By JOEL SHERMAN
New York Post
http://www.nypost.com/
October 26, 2009
Andy Pettitte was the lone figure on the field at Yankee Stadium early Saturday night. The lights were off and a strong rain was falling. Game 6 of the ALCS had been postponed about an hour earlier. Pettitte now had a huge workday ahead of him in 24 hours, but he ran, and ran on a doused warning track.
And that felt right: Pettitte working hard in October.
For now this can be said about Pettitte: When it comes to the postseason, no pitcher has ever started more games, won more often and won more clinching games. Sure Pettitte has benefited from pitching for superb teams and in an era with three rounds of playoffs. But it is one thing to have opportunity. Another to capitalize.
And, of course, one reason the Yankees have enjoyed all this success is because they have had Pettitte to pitch so often in the playoffs. There will be many lasting images of this time in Yankees history. One of the most enduring will be Pettitte, the cap pulled low on his forehead, his glove held high covering everything but his dark eyes.
Often at this time of year, this has looked like victory. It did again last night.
"He really is a big-game pitcher," Jorge Posada said. "He really is amazing."
Pettitte further galvanized his rep in ALCS Game 6. For he not only won, but he won when a loss would have been so debilitating, when a loss would have meant a win-or-go-home Game 7 tonight, when loss would have meant using CC Sabathia in the decisive contest and harming World Series chances even if the Yankees prevailed.
Pettitte kept Sabathia in line for Game 1 against the Phillies by limiting the Angels to one run in 6 1/3 innings in a 5-2 triumph that sent the Yankees to their 40th World Series. Pettitte is going to his eighth Series, seventh as a Yankee, and considering Philadelphia's lefty might, he projects as pretty darn vital again.

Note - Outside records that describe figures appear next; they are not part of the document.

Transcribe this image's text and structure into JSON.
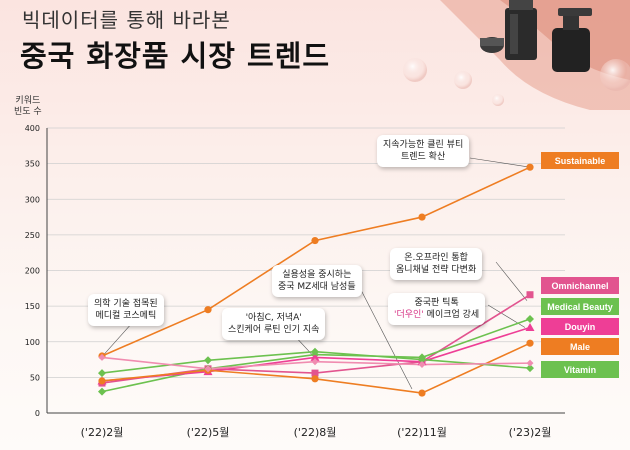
{
  "header": {
    "subtitle": "빅데이터를 통해 바라본",
    "title": "중국 화장품 시장 트렌드"
  },
  "chart_data": {
    "type": "line",
    "ylabel_line1": "키워드",
    "ylabel_line2": "빈도 수",
    "ylim": [
      0,
      400
    ],
    "yticks": [
      "0",
      "50",
      "100",
      "150",
      "200",
      "250",
      "300",
      "350",
      "400"
    ],
    "categories": [
      "('22)2월",
      "('22)5월",
      "('22)8월",
      "('22)11월",
      "('23)2월"
    ],
    "grid": true,
    "legend_position": "right",
    "series": [
      {
        "name": "Sustainable",
        "color": "#ee7d22",
        "values": [
          80,
          145,
          242,
          275,
          345
        ]
      },
      {
        "name": "Omnichannel",
        "color": "#e2548f",
        "values": [
          42,
          62,
          56,
          72,
          166
        ]
      },
      {
        "name": "Medical Beauty",
        "color": "#6cc14f",
        "values": [
          30,
          62,
          82,
          78,
          132
        ]
      },
      {
        "name": "Douyin",
        "color": "#ee3e96",
        "values": [
          45,
          58,
          78,
          72,
          120
        ]
      },
      {
        "name": "Male",
        "color": "#ee7d22",
        "values": [
          45,
          60,
          48,
          28,
          98
        ]
      },
      {
        "name": "Vitamin",
        "color": "#6cc14f",
        "values": [
          56,
          74,
          86,
          75,
          63
        ]
      },
      {
        "name": "",
        "color": "#f08cb0",
        "values": [
          78,
          62,
          72,
          68,
          70
        ]
      }
    ]
  },
  "annotations": {
    "sustainable": {
      "line1": "지속가능한 클린 뷰티",
      "line2": "트렌드 확산"
    },
    "omnichannel": {
      "line1": "온.오프라인 통합",
      "line2": "옴니채널 전략 다변화"
    },
    "douyin": {
      "line1": "중국판 틱톡",
      "line2a": "'더우인'",
      "line2b": " 메이크업 강세"
    },
    "male": {
      "line1": "실용성을 중시하는",
      "line2": "중국 MZ세대 남성들"
    },
    "medical": {
      "line1": "의학 기술 접목된",
      "line2": "메디컬 코스메틱"
    },
    "vitamin": {
      "line1": "'아침C, 저녁A'",
      "line2": "스킨케어 루틴 인기 지속"
    }
  }
}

In a euphoric clubhouse roiled by champagne, beer, blaring music and hearty hugs, Hal Steinbrenner called Pettitte "the best investment I made all year long." And that was even with $423.5 million earmarked for Sabathia, A.J. Burnett and Mark Teixiera. At the end of a tough negotiation, Pettitte accepted a major pay cut, down to $5.5 million plus incentives. It felt like a dismissive afterthought.
"Everybody knows I wasn't really happy with the contract I took," Pettitte said. "But I wanted to take it to come back here to have a chance to do this."
So he did this: Won his 16th playoff game, eclipsing John Smoltz. Generated his fifth clinching win, topping Roger Clemens, Catfish Hunter and Dave Stewart. And he did it in style, producing his 14th postseason start in which he yielded one or no earned runs.
To prepare for this moment, Pettitte began running under the Tampa sun in February and continued in a late October deluge in New York because, he said, "I stick to my routine, I run before I start."
So he had the endurance when the biggest out of Game 6 was needed. Two outs, two runners in scoring position, Yankees up by two, 3-1 in the sixth.
Pettitte fell behind Kendry Morales 3-0. A walk and Joba Chamberlain would be in the game. A hit and the score would be tied. Pettitte told himself not to give in. He threw a fastball for a strike, and then a hard sinker. Morales smacked the ball back toward the mound. In a goalie reflex, Pettitte swatted the ball down with his glove, retrieved, threw to first. Crisis averted, lead preserved.
"That is what we expect of Andy, especially in games like this," pitching coach Dave Eiland said.
And the Yankees got it, again. Pettitte left with one out in the seventh to a standing roar from the largest crowd ever at the new Stadium, 50,173. A cheer for today, but also for all the previous October heavy lifting.
"I didn't want to put it on CC," Pettitte said. "I didn't want him to have to pitch a Game 7."
There is no Game 7. Cap low, glove high: It looked like October victory in The Bronx again.